Capitoli

  1. Albania, dove la marijuana regge l’economia. Salto di qualità della mafia locale: l’Italia è il suo deposito
  2. Nuova geografia e seme vietnamita: su la produzione, giù i prezzi
  3. “Kanabistan”: i cecchini sui monti e la guerra dei numeri
  4. Dal Pablo Escobar dei Balcani alle accuse di corruzione
  5. Il ministro degli Interni Tahiri: “Solo fango, noi distruggiamo tutto”
  6. L’erba del vicino: Salento come deposito
  7. La mafia albanese ha fatto il salto di qualità
Mondo

Il ministro degli Interni Tahiri: “Solo fango, noi distruggiamo tutto” - 5/7

INCHIESTA - Dal Paese delle aquile al Salento lungo la via dell'erba, che movimenta la vita di interi distretti sull’altra sponda dell'Adriatico.

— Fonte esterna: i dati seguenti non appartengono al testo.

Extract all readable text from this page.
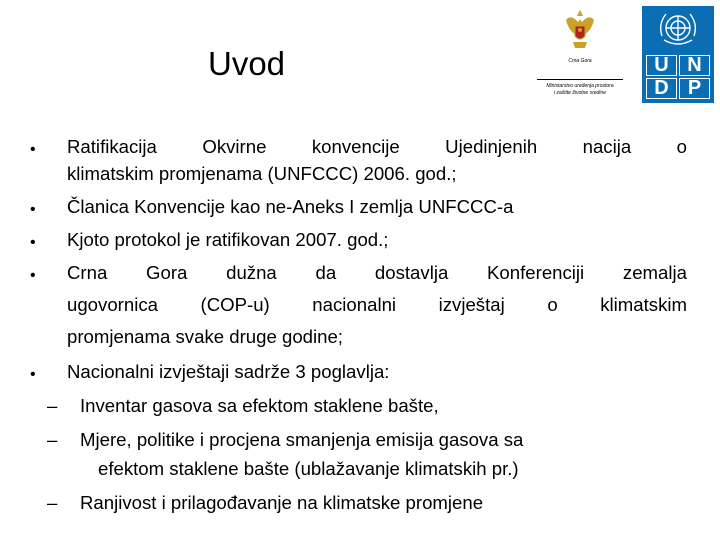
Uvod	Crna Gora
Ministarstvo uređenja prostora
i zaštite životne sredine
U N
D P
• Ratifikacija Okvirne konvencije Ujedinjenih nacija o
klimatskim promjenama (UNFCCC) 2006. god.;
• Članica Konvencije kao ne-Aneks I zemlja UNFCCC-a
• Kjoto protokol je ratifikovan 2007. god.;
• Crna Gora dužna da dostavlja Konferenciji zemalja
ugovornica (COP-u) nacionalni izvještaj o klimatskim
promjenama svake druge godine;
• Nacionalni izvještaji sadrže 3 poglavlja:
– Inventar gasova sa efektom staklene bašte,
– Mjere, politike i procjena smanjenja emisija gasova sa
efektom staklene bašte (ublažavanje klimatskih pr.)
– Ranjivost i prilagođavanje na klimatske promjene
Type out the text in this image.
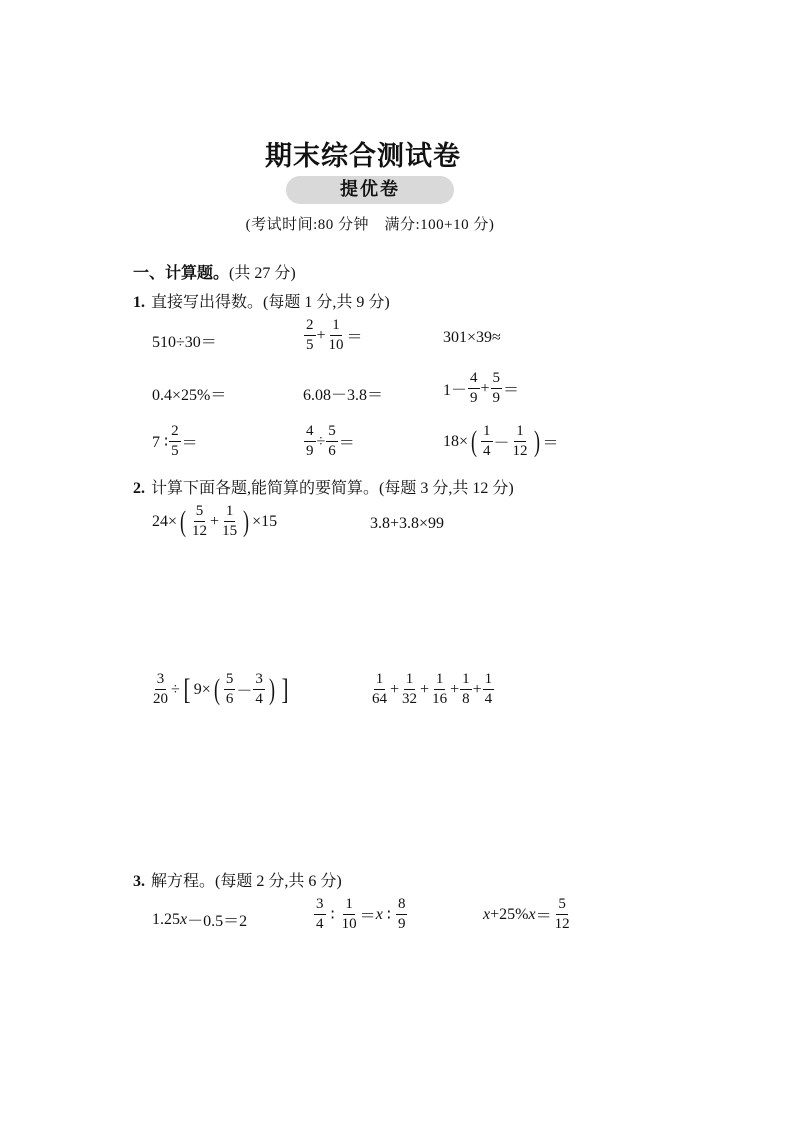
期末综合测试卷
提优卷
(考试时间:80 分钟　满分:100+10 分)
一、计算题。(共 27 分)
1. 直接写出得数。(每题 1 分,共 9 分)
510÷30＝	$\frac{2}{5} + \frac{1}{10}$ ＝	301×39≈
0.4×25%＝	6.08－3.8＝	$1- \frac{4}{9} + \frac{5}{9}$ ＝
7 ∶ $\frac{2}{5}$ ＝	$\frac{4}{9} \div \frac{5}{6}$ ＝	18× ( $\frac{1}{4} - \frac{1}{12}$ ) ＝
2. 计算下面各题,能简算的要简算。(每题 3 分,共 12 分)
24× ( $\frac{5}{12} + \frac{1}{15}$ ) ×15	3.8+3.8×99
$\frac{3}{20}$ ÷ [ 9× ( $\frac{5}{6} - \frac{3}{4}$ ) ]	$\frac{1}{64} + \frac{1}{32} + \frac{1}{16} + \frac{1}{8} + \frac{1}{4}$
3. 解方程。(每题 2 分,共 6 分)
1.25 x －0.5＝2	$\frac{3}{4}$ ∶ $\frac{1}{10} = x$ ∶ $\frac{8}{9}$	x +25% $x = \frac{5}{12}$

Cecchini, piantagioni ovunque, trattative al ribasso e accuse di collusione contro polizia e governo. “Solo chiacchiere, qui distruggiamo tutto, ma l’Ue ci aiuti” dice il ministro degli Interni al fatto.it

“È solo il modo in cui l’opposizione fa politica qui: dietro ogni cosa vede la complicità di polizia e governo”. Sulle accuse di corruzione, il ministro degli Interni Saimir Tahiri taglia corto. “L’ironia della sorte è che ora che distruggiamo di più sembra che ci sia più marijuana. E invece i fatti dicono che il fenomeno preesisteva”. Dal suo ufficio a Tirana, squaderna i dati in perfetto italiano: “Negli ultimi tre anni, abbiamo distrutto il 99 per cento delle coltivazioni scoperte. Nel 2012 era lo 0 per cento e nel 2013 il 7,5. Quali sono allora i governi collusi? Anche quando Lazarat era lì, tutte queste altre zone erano piene di cannabis, solo che prima i dati erano secretati e Lazarat era un fenomeno così massiccio da oscurare quanto succedeva altrove”. Convinto oppositore della legalizzazione della marijuana (“non sarebbe comunque consentito agli agricoltori di produrre liberamente”), insiste sull’anello intermedio della catena: “I nostri procedimenti penali sono indirizzati verso chi sfrutta la povertà dei contadini, che considerano questo quasi un fatto culturale. La coltivazione è impresa personale di semplici cittadini che per la vendita si rivolgono ai trafficanti, che possono anche finanziare e programmare la produzione. È a loro che noi puntiamo. Se facessero parte di una sola organizzazione sarebbe molto più facile contrastarli”. In manette quest’anno sono finite 248 persone. “Finora la collaborazione con l’Italia è stata eccezionale – chiosa Tahiri – ma ciò non significa che gli altri debbano stare a guardare. Ho chiesto all’Ue di darsi una mossa”.